Perimenopause is not a gift, but it is a revelation.


BarcelonaAt the end of July, Salvador Macip, director of the UOC's Health Sciences Studies and professor of molecular medicine at the University of Leicester, wrote an article about his autism diagnosis at the age of 54. Macip explains that most autistic people develop compensation mechanisms to hide their autism, which is known as masking or camouflage: the effort to hide autistic traits and fit into the social norms that the environment dictates as "normal."
I've thought a lot about this concept while reading On all fours, the latest novel by the American writer Miranda July (published by Angle Editorial and translated by Bel Olid). Very polarized things have been said about this book: on the one hand, the New York Times and the New Yorker It was included among the best of 2024 and hailed as "the first great novel about perimenopause" or as "a gift from the gods that just needs to be unwrapped"; on the other hand, I've read people who call it "banal and superficial" and having a "special and at times unbearable" protagonist.
We women are tired of having to hide who we are.
In my opinion, it may not be a gift from the gods, but it can't be said to be a banal or superficial book.
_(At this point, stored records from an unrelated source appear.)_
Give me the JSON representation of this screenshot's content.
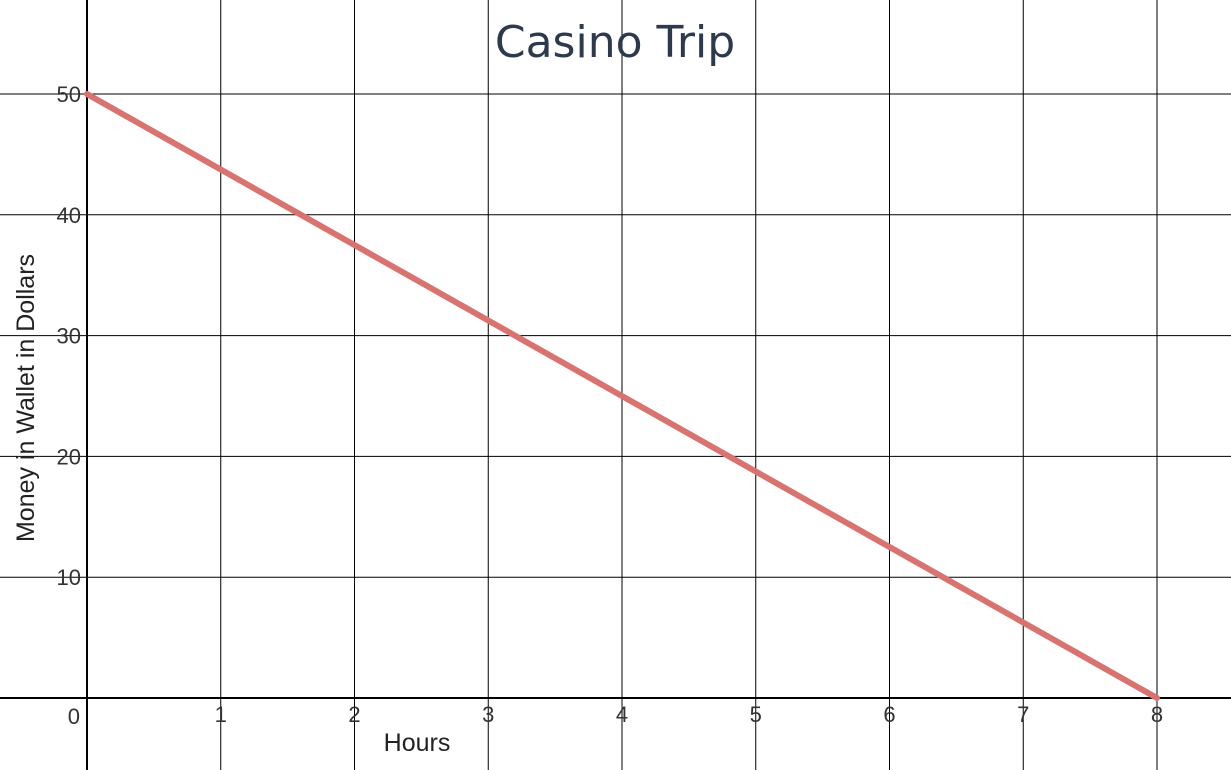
{
  "chart_data": {
    "type": "line",
    "title": "Casino Trip",
    "xlabel": "Hours",
    "ylabel": "Money in Wallet in Dollars",
    "xlim": [
      0,
      8.6
    ],
    "ylim": [
      0,
      57.5
    ],
    "x_ticks": [
      1,
      2,
      3,
      4,
      5,
      6,
      7,
      8
    ],
    "y_ticks": [
      10,
      20,
      30,
      40,
      50
    ],
    "origin_label": "0",
    "grid": true,
    "series": [
      {
        "x": [
          0,
          8
        ],
        "y": [
          50,
          0
        ],
        "color": "#d9736f"
      }
    ]
  }
}
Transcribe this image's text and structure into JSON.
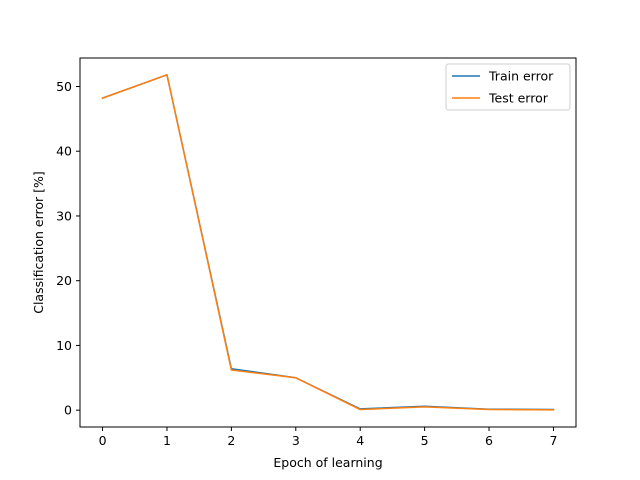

On the contrary, I've enjoyed it and recommended it to friends, because there aren't many novels starring women in their forties that talk about desire, masturbation, or perimenopause without taboos. In fact, another fantastic book from Angle Editorial is the volume that collects the three autobiographical books of Deborah Levy, in which she reviews her life from her divorce in her forties to her sixties and reflects on desire and romantic relationships at this stage of life, but where sex or perimenopause are absent.
Beyond hormonal changes or the infatuation of young men, the central theme that July explores, in a fun and somewhat surreal way, is the need to unmask oneself as a woman. And that's why it resonated so strongly with young women, and not just those of us who have already turned forty: because we're all tired of having to hide who we are to fit into the expectations and roles assigned to us in a patriarchal society.
I've heard middle-aged men talk more about menopause—in a demeaning way—than about when they should start taking Viagra. Maybe On all fours It's not a perfect novel, but it has the virtue of leopard print: it's sexy, but it's also good for older women, it's tidy and casual; an intergenerational cement that binds us together because we all carry the pressure of not being able to fully free ourselves for fear of losing the approval and love of those around us, especially the men who surround us.
Just as Macip speaks of the masking As a survival strategy for neurodivergence, July shows us how women spend half their lives camouflaging themselves. Perimenopause, my friends, isn't a gift from the gods, but it does have one virtue: it strips us bare and makes us lose our masks. And what lies beneath, like the novel's protagonist, we no longer want to hide.